There was one newspaper article that has been copy-catted by other people suggesting that that's going to happen or that someone thinks that might happen. But to my knowledge, it has not happened--

Russert: So we're--

Rumsfeld: --and I would think I would know.

Russert: --the U.S. military's in Saudi Arabia for a long time to come?

Rumsfeld: Look, we are always in countries at the pleasure of the host country. That is the way it is anywhere in the world, it's the way it is with forces that are here in the United States. We generally have arrangements with them. This is a very long-standing relationship with Saudi Arabia. How it will evolve in the future is, of course, up to the Saudis.

And--and--but I've not been told that, nor have other people in the United States government been told that.

Russert: Before you go, I was at the White House Wednesday and Thursday. I heard the president refer to you as a matinee idol.
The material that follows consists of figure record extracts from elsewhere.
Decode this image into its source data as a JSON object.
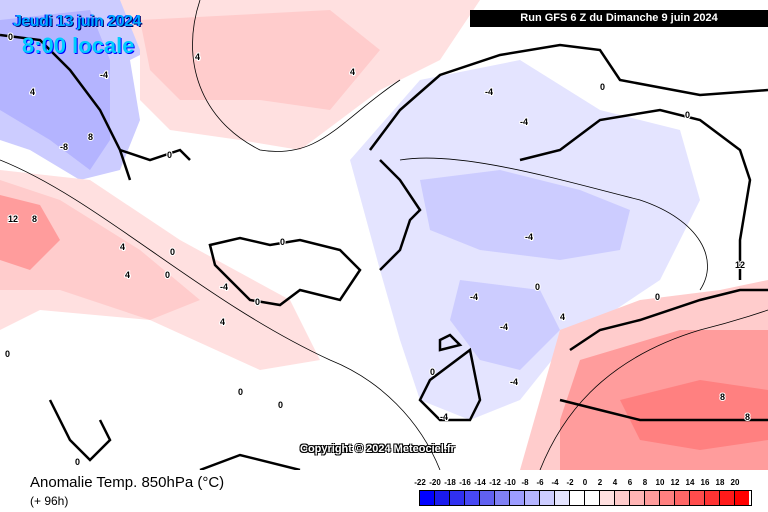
{
  "header": {
    "valid_date": "Jeudi 13 juin 2024",
    "valid_time": "8:00 locale",
    "run": "Run GFS 6 Z du Dimanche 9 juin 2024"
  },
  "copyright": "Copyright © 2024 Meteociel.fr",
  "footer": {
    "title": "Anomalie Temp. 850hPa (°C)",
    "lead": "(+ 96h)"
  },
  "legend": {
    "labels": [
      "-22",
      "-20",
      "-18",
      "-16",
      "-14",
      "-12",
      "-10",
      "-8",
      "-6",
      "-4",
      "-2",
      "0",
      "2",
      "4",
      "6",
      "8",
      "10",
      "12",
      "14",
      "16",
      "18",
      "20"
    ],
    "colors": [
      "#0000ff",
      "#1a1aee",
      "#3030f0",
      "#4848f4",
      "#6060f0",
      "#8080f4",
      "#9c9cff",
      "#b4b4ff",
      "#ccccff",
      "#e4e4ff",
      "#ffffff",
      "#ffffff",
      "#ffe0e0",
      "#ffcccc",
      "#ffb4b4",
      "#ff9c9c",
      "#ff8080",
      "#ff6666",
      "#ff4c4c",
      "#ff3333",
      "#ff1a1a",
      "#ff0000"
    ]
  },
  "map_colors": {
    "neutral": "#ffffff",
    "light_warm": "#ffe0e0",
    "warm": "#ffcccc",
    "warmer": "#ff9c9c",
    "light_cold": "#e4e4ff",
    "cold": "#ccccff",
    "colder": "#b4b4ff",
    "coastline": "#000000"
  },
  "contour_labels": [
    "0",
    "4",
    "-4",
    "8",
    "-8",
    "4",
    "0",
    "-4",
    "0",
    "4",
    "0",
    "-4",
    "-4",
    "0",
    "12",
    "8",
    "4",
    "4",
    "0",
    "0",
    "-4",
    "-4",
    "-4",
    "0",
    "0",
    "4",
    "8",
    "8",
    "12",
    "0",
    "0",
    "0",
    "-4",
    "4",
    "0",
    "0",
    "-4",
    "0"
  ]
}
I picked up--

Rumsfeld: He likes to joke.

Russert: --I picked up "The National Review," and let me show you the cover: "The Stud: Don Rumsfeld, America's New Pinup."

How is your wife dealing with this?

Rumsfeld: Joyce is amused by the whole thing.

Russert: She gets it. (Laughter.)

Rumsfeld: She thinks it's all a passing phase and life will go on.

Russert: Sixty-nine years old, and you're America's stud?

Rumsfeld: Come on. Get on to something serious, Russert.

Russert: On to Enron. Thanks for the segue. (Laughter.)

Secretary of Defense Donald Rumsfeld, thanks very much.